Ofuoma Odje stock market comments

Ofuoma Odje on the recent market crash
The uptick rule established after the 1929 crash, may have contributed to the recent market declines.

Not acting quickly to restore this rule may still be costly to the markets.

It is clear that massive shorting of stocks of major financial institutions by big hedge funds and other big investors were a catalyst to the current financial crisis.

Even worse was the illegal naked shorting these stocks. Usually when shorting a stock the trader or investor borrows the stock on margin and sells in the market with the expectation that the stock price will go down in the future in which case he would buy and return the stocks but keep the difference as profit.

Naked shorting however is a practice of selling the stock without borrowing or owning them to ensure that the transaction can be completed within the required timeframe. This is pure speculation and can be used to manipulate the market.

Naked shorting sometimes leads to a result known as a "fail to deliver, which means the seller does not obtain the shares within the required time frame. However the damage to a stock price would have been complete at that stage.

One way to realize how damaging this practice can be to the financials is highlighted in this scenario.

Take a blue-chip company like Coca Cola or say Johnson and Johnson.

If the stocks of these 2 companies are shorted and go down to extremely low levels, people will still continue to buy and drink coke and use baby care products, Listerine mouthwash etc because these are essentials, therefore the companies will still continue to conduct business as usual even at low stock prices.

However, when stocks of banks are shorted and go to very low levels, people get concerned and begin a run on the banks because they are concerned about the safety of their deposits.

This in turn diminishes the banks’ financial posture in addition to market cap lost by the price drop in stock. It even goes on to hurt their credit rating with the rating agencies who could downgrade the bank's bonds(debt) to junk status and increases cost of credit to the bank who are often asked to put up more assets as collateral against its debt since a loss in market cap would hurt any debt secured by its stock.

Also small investors see their trading accounts and 401ks take a big hit. In extreme cases the bank gets seized by the FDIC and the deposits are sold to a healthier bank and the common equity holders are left holding the bag. The demise of Washington Mutual was one example of this. It was ultimately seized by the FDIC who sold its deposits and assets to JP Morgan Chase.

The uptick rule established after the 1929 crash was clearly intended to at least mitigate the kind of crash that recently occurred in the markets.

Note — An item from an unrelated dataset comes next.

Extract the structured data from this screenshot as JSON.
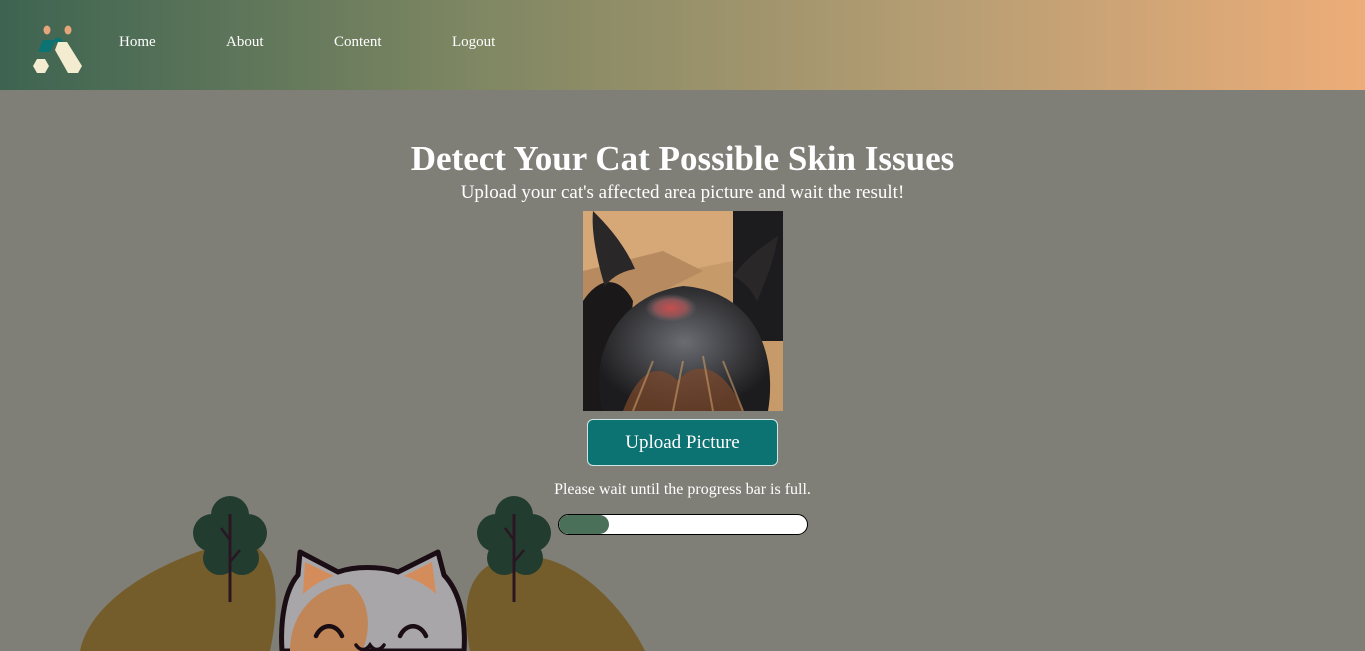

Before being eliminated by the SEC on July 6th, 2007 the uptick rule prevented sellers from adding to the downward pressure on the market by barring sellers from shorting stocks on a downtick. It mandated that after shorting a stock, the next order must be entered at a higher bid. This offered protection for honest investors as well as small and retail investors.

Eliminating the rule was at best unhelpful for the markets as it resulted in the rushed destruction of some of the most outstanding financial institutions which in turn destroyed confidence in the Global Financial System

The SEC has recently hinted that it will consider an even more stringent uptick rule that would not only prevent shorting stocks on a downtick, but would force the shorts to enter their orders at a price higher than the highest bid.

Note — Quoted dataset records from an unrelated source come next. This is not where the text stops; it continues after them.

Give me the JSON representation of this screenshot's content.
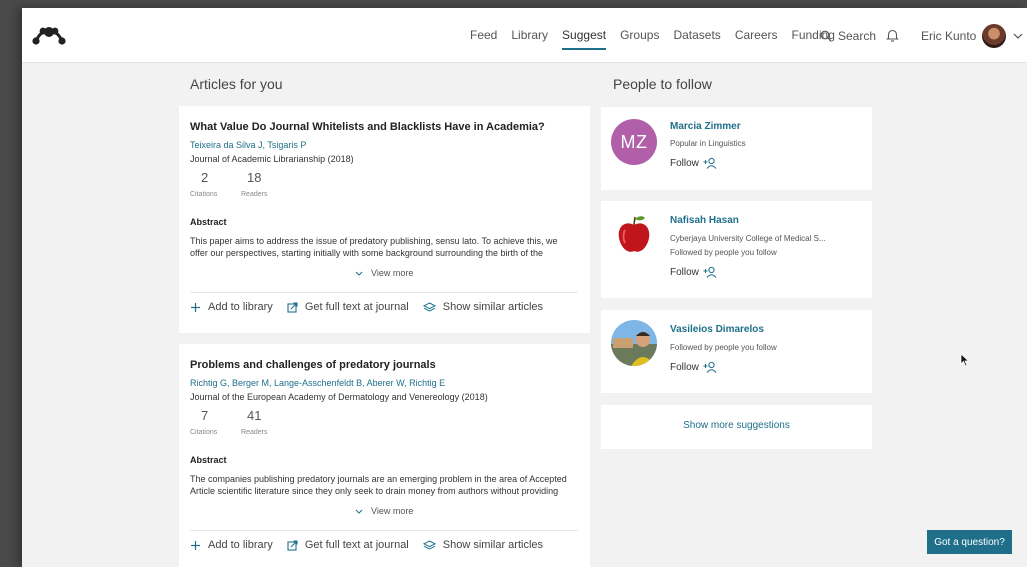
{
  "nav": {
    "items": [
      {
        "label": "Feed",
        "active": false
      },
      {
        "label": "Library",
        "active": false
      },
      {
        "label": "Suggest",
        "active": true
      },
      {
        "label": "Groups",
        "active": false
      },
      {
        "label": "Datasets",
        "active": false
      },
      {
        "label": "Careers",
        "active": false
      },
      {
        "label": "Funding",
        "active": false
      }
    ],
    "search_label": "Search",
    "user_name": "Eric Kunto"
  },
  "articles_section": {
    "title": "Articles for you",
    "articles": [
      {
        "title": "What Value Do Journal Whitelists and Blacklists Have in Academia?",
        "authors": "Teixeira da Silva J, Tsigaris P",
        "journal": "Journal of Academic Librarianship (2018)",
        "citations": "2",
        "citations_label": "Citations",
        "readers": "18",
        "readers_label": "Readers",
        "abstract_heading": "Abstract",
        "abstract": "This paper aims to address the issue of predatory publishing, sensu lato. To achieve this, we offer our perspectives, starting initially with some background surrounding the birth of the",
        "view_more": "View more",
        "add_to_library": "Add to library",
        "full_text": "Get full text at journal",
        "similar": "Show similar articles"
      },
      {
        "title": "Problems and challenges of predatory journals",
        "authors": "Richtig G, Berger M, Lange-Asschenfeldt B, Aberer W, Richtig E",
        "journal": "Journal of the European Academy of Dermatology and Venereology (2018)",
        "citations": "7",
        "citations_label": "Citations",
        "readers": "41",
        "readers_label": "Readers",
        "abstract_heading": "Abstract",
        "abstract": "The companies publishing predatory journals are an emerging problem in the area of Accepted Article scientific literature since they only seek to drain money from authors without providing",
        "view_more": "View more",
        "add_to_library": "Add to library",
        "full_text": "Get full text at journal",
        "similar": "Show similar articles"
      }
    ]
  },
  "people_section": {
    "title": "People to follow",
    "people": [
      {
        "name": "Marcia Zimmer",
        "initials": "MZ",
        "lines": [
          "Popular in Linguistics"
        ],
        "follow": "Follow",
        "avatar_color": "#b15fa8"
      },
      {
        "name": "Nafisah Hasan",
        "lines": [
          "Cyberjaya University College of Medical S...",
          "Followed by people you follow"
        ],
        "follow": "Follow"
      },
      {
        "name": "Vasileios Dimarelos",
        "lines": [
          "Followed by people you follow"
        ],
        "follow": "Follow"
      }
    ],
    "show_more": "Show more suggestions"
  },
  "help_button": "Got a question?",
  "colors": {
    "accent": "#1f6f8b",
    "background": "#f2f2f2"
  }
}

While betting against the market is a legitimate means of making money, unregulated shorting can destroy or decimate healthy institutions, destroy bullishness, and ultimately make the markets a place where growth can seldom be expected.

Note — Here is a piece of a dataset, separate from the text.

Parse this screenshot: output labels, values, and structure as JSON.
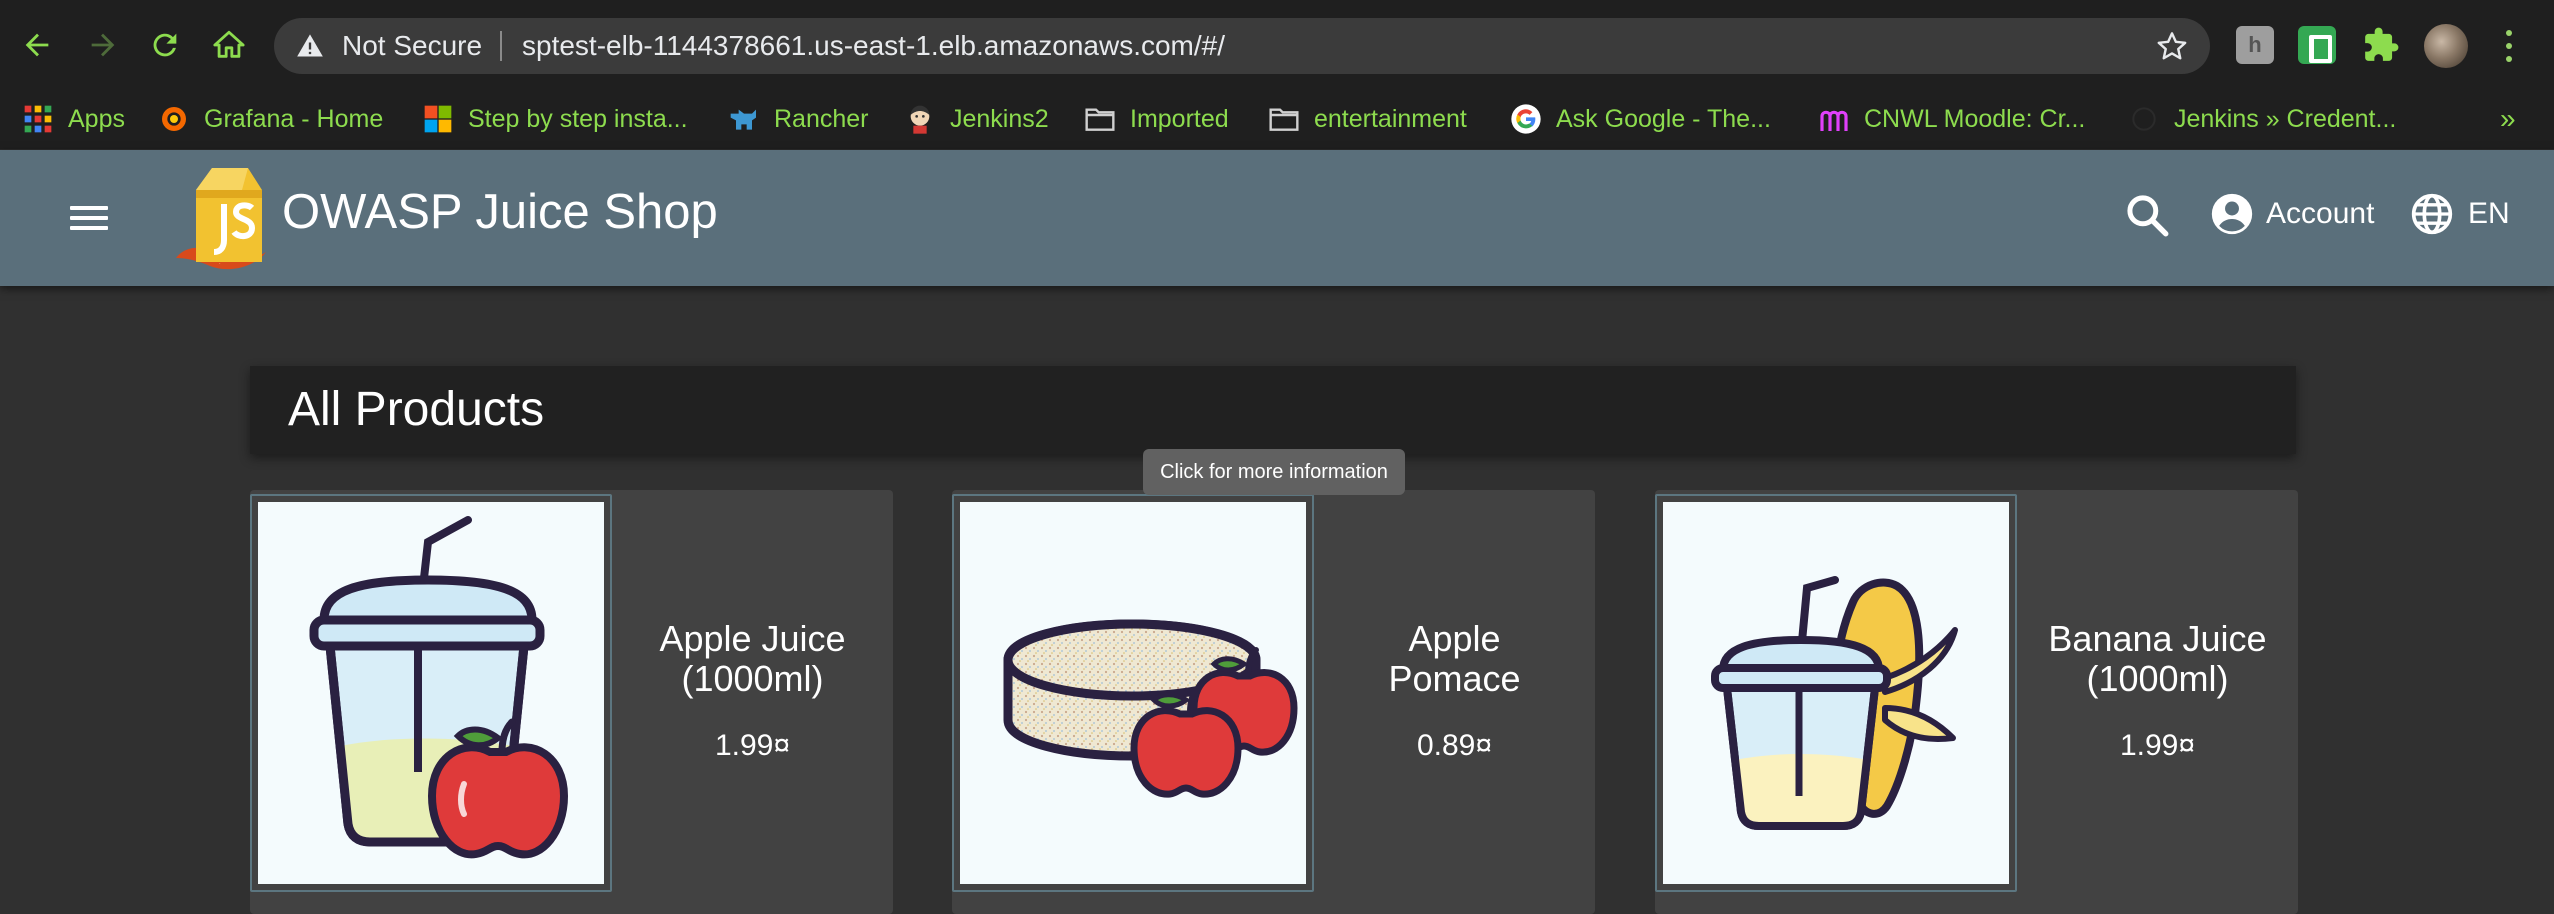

The SEC and/or Congress should at least ban short selling financial institutions until a new uptick rule is in place.

If a ban is not enacted pending a new uptick rule, we would at best see sideways movements in the financials or even worse, we could see another serious decline in the stock prices of major financial institutions catalyzed by these short sellers.

We also risk scaring away an entire generation of small and retail investors.